Un sentido de inquietud
Hola, me llamo Alex. Siempre he tenido la sensación de ser observado y espiado, algo más allá de mi comprensión como ser humano, pero tengo un objetivo: llegar al fondo de este misterio. Me sentía acosado, pero tenía la sensación de que estaba siendo guiado hacia algo mayor. No podía sacarme de la cabeza la idea de que algo extraño estaba pasando en mi vida, y estaba dispuesto a hacer lo que sea para descubrirlo. A pesar de tener escasos recursos, no quería darme por vencido.
Me pasé semanas investigando todo lo que podía: traté de encontrar respuestas en libros de espiritualidad, me puse en contacto con espiritistas, incluso intenté contactar al otra lado. Pero nada me llevaba más cerca de la verdad, por lo que empecé a tomar la situación en mis propias manos. Estaba dispuesto a hacer cualquier cosa para llegar al fondo de todo esto, ya que estaba seguro de que se trataba de algo más grande que yo mismo.
Pero a medida que seguía investigando, tenía la sensación de que la “cosa” que quería ponerse en contacto conmigo ya había dado con mi paradero. Sentía como si ya nos hubiéramos encontrado, como si ya estuviera allí, en mi mente. Y tenía la impresión de que pronto daría un gran paso para hacerlo presente.
Desde entonces, Alex tuvo que lidiar con una serie de eventos intrigantes en su vida. Cada vez más fuertes y recurrentes, Alex escuchó voces que lo llamaban y veía un idioma extraño escrito con la figura de las estrellas en las noches. Esto había terminado por acosarlo a punto de volverlo loco, pero a pesar de todo, seguía preguntándose acerca de una única palabra: “Sonoria”.
¿Quién es Sonoria? ¿Qué quiere? ¿Por qué me atormentaba? Se preguntaba Alex en su locura. Hace unos meses, su vida “era normal”, pero de pronto, estos extraños eventos comenzaron a tener cabida en su vida diaria. Alex, ya desconcertado, quería respuestas, pero no parecía haber ninguna.
Alex estaba furioso y asustado al mismo tiempo. Llevaba más de 3 meses siendo acosado por una entidad o fuerza extraña que era ajena a su conocimiento. A pesar de que no tenía nada que esconder, siempre tenía miedo de que lo atacaran o molestaran de alguna manera. En este momento, Alex se sentía desesperado y frustrado. En un intento de defenderse, decidió confrontar a la entidad que lo acosaba. Con una voz enojada y temblorosa, gritó: “¡¿Qué es lo que quieres?! Ya no más señales ridículas, quiero respuestas, ¿Al menos dime que eres o de donde vienes? ¡Dilo ya de una maldita vez!!“. En ese momento, su vecino, que estaba escuchando todo lo que Alex decía, se enfureció y comenzó a gritarle que se callara y que lo iba a matar a golpes si no lo hacía. Alex, enojado y con miedo a la vez, respondió: “¿Y qué estás esperando, una invitación por correo electrónico? Ven si eres muy hombre idiota”.

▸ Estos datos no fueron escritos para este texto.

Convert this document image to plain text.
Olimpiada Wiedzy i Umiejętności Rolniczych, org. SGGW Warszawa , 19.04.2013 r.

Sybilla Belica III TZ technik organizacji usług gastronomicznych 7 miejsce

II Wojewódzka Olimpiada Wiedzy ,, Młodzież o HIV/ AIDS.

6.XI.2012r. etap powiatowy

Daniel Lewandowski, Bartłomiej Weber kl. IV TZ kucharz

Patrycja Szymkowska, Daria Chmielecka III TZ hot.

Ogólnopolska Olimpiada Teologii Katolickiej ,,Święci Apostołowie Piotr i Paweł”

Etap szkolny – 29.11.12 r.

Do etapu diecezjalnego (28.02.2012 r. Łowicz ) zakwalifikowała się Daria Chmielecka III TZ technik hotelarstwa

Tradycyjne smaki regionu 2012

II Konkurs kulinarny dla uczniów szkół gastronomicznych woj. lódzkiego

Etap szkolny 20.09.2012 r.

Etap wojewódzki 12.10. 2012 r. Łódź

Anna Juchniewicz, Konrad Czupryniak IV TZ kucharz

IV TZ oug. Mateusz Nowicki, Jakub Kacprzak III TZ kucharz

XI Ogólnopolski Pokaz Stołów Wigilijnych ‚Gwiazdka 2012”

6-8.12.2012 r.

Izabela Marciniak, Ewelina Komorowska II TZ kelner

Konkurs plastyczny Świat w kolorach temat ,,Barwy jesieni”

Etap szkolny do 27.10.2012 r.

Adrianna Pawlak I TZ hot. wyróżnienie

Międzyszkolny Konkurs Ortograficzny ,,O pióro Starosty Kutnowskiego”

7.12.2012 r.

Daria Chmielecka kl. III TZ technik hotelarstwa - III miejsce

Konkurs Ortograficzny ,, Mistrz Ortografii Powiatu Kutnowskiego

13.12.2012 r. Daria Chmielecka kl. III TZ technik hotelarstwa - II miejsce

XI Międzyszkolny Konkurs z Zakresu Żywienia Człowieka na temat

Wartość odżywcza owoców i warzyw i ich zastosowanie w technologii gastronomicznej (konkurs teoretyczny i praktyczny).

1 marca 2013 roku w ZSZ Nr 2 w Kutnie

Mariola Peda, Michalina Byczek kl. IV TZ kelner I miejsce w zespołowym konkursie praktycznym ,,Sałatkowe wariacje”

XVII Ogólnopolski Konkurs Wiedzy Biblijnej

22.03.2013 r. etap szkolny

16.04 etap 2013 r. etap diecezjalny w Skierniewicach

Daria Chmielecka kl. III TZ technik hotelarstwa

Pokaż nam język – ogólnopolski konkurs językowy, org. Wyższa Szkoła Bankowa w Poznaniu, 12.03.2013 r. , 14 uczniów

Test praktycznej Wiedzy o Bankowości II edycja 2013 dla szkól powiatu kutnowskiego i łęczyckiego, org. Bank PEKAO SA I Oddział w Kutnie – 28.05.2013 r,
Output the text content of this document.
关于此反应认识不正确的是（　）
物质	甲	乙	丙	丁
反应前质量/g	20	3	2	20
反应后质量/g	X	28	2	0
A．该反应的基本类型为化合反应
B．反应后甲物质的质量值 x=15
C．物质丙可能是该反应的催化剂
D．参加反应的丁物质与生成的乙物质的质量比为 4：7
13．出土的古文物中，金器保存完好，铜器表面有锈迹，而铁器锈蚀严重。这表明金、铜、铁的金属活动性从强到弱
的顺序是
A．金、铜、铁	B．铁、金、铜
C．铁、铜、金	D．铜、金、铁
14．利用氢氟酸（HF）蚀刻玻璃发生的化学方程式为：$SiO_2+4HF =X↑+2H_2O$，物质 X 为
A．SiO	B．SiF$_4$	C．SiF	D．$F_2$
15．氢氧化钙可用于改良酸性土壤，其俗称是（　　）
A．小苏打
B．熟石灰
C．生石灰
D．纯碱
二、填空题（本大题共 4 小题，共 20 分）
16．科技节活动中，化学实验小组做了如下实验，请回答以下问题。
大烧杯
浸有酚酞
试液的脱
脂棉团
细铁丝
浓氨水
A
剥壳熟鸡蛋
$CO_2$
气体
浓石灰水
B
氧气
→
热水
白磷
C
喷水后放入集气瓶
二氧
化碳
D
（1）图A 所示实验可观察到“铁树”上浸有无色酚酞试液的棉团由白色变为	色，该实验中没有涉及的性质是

Alex no podía creer lo que había echo. Acababa de retar a su vecino a una pelea. Sabía que ese hombre era un loco y tenía que salir de allí. Coje su mochila e intenta salir lo más rápido posible del departamento, pero ya es demasiado tarde. Su vecino lo intercepta en la salida y le dice: “¿Que parte de tu cuerpo quieres que rompa primero?”
“¡Ayuda! ¡Este hombre está loco!” Alex, muy asustado ante la inminente amenaza, no sabía a quien pedir ayuda. Sus vecinos siempre habían sido indiferentes con el, incluso ante sus gritos de auxilio. Este hombre, con su gran altura y brazos marcados por cientos de tatuajes, infundía miedo no solo por su aspecto, sino también por su larga lista de antecedentes penales. que este tenia.
“Tranquilo lagartijo”, le dice su vecino, “trataré de no romperte el cuello. Primero haré que te tragues tus mocos”.
Ante la amenaza no tuvo de otra que pelear aun teniendo todo en su contra y las de perder, estaba a un golpe de perderlo todo. Era un chico de solo 18 años que buscaba respuestas ante aquello que lo acosaba, pero en ese pequeño cuarto, su futuro parecía desvaneciéndose ante sus ojos. Un hombre dominado por su ira y el éxtasis de lo que parecía ser una droga, estaba propinando golpes a Alex como si fuera una demolición chocando contra una pared de acero.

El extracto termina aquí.